Prudential Wins Round in Directors' Case
June 28, 1999
The courts have dealt another setback to shareholders challenging the independence of mutual fund directors.
A U.S. magistrate in New Jersey has ruled that a shareholder's suit against Prudential Investments of Newark, N.J. is without merit and should be dismissed.
Magistrate Ronald J. Hedges said that investor Sheldon Krantz, a shareholder in Prudential's Jennison Growth Fund, failed to prove that directors lost their independence from Prudential because the directors received up to $135,000 in pay for their work overseeing Prudential funds.

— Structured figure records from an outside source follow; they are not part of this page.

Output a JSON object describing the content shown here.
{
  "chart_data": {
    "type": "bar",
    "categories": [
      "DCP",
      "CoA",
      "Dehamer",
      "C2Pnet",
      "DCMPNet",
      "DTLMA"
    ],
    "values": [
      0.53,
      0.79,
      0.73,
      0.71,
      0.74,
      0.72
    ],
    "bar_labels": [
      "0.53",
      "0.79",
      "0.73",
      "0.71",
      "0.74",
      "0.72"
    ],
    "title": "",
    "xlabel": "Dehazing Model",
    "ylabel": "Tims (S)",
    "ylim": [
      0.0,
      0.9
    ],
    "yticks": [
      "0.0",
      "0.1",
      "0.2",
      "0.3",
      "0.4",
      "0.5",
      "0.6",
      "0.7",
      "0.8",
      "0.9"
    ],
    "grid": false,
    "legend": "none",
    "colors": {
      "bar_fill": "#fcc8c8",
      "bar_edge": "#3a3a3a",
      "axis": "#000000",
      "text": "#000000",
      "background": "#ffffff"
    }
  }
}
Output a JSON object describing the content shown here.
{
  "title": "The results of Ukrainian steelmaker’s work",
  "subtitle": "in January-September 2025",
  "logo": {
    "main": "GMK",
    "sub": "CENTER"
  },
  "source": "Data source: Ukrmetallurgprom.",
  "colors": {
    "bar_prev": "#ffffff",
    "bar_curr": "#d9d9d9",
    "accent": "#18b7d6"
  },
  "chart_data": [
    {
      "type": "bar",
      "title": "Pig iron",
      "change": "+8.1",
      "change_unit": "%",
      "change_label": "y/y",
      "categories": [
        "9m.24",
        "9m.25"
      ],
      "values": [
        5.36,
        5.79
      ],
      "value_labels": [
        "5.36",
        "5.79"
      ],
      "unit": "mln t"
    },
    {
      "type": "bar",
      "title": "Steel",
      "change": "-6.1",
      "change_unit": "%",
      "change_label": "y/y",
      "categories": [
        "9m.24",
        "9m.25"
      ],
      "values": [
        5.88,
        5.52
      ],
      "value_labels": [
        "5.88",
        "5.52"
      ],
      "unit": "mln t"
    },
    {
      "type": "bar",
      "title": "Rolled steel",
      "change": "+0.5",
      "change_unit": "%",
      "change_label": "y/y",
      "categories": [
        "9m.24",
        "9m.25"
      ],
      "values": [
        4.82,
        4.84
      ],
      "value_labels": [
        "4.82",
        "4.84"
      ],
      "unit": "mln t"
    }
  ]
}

"A careful review reveals that (the complaint) is almost completely devoid of allegations, conclusory or otherwise, that the directors are in fact controlled" by Prudential, Hedges said in a 13-page decision dated June 10. Krantz has a right to appeal the decision to U.S. District Judge Katherine S. Hayden. Joel Feffer, an attorney for Krantz, declined comment on Hedges' decision. A spokesperson for Prudential with knowledge of the decision was not available for comment.
The Prudential case is one of five similar pending cases in which Feffer's firm, Wechsler Harwood Halebian & Feffer of New York, represents shareholders. Although the cases are pending, judges in three of the cases have dismissed claims. Shareholders in each of those cases are engaged in legal moves to keep their claims alive. A federal court judge has yet to rule in the fourth case.
In each of the five cases, shareholders contend that directors lost their independence because they received substantial pay for serving on numerous fund boards within the same mutual fund complex.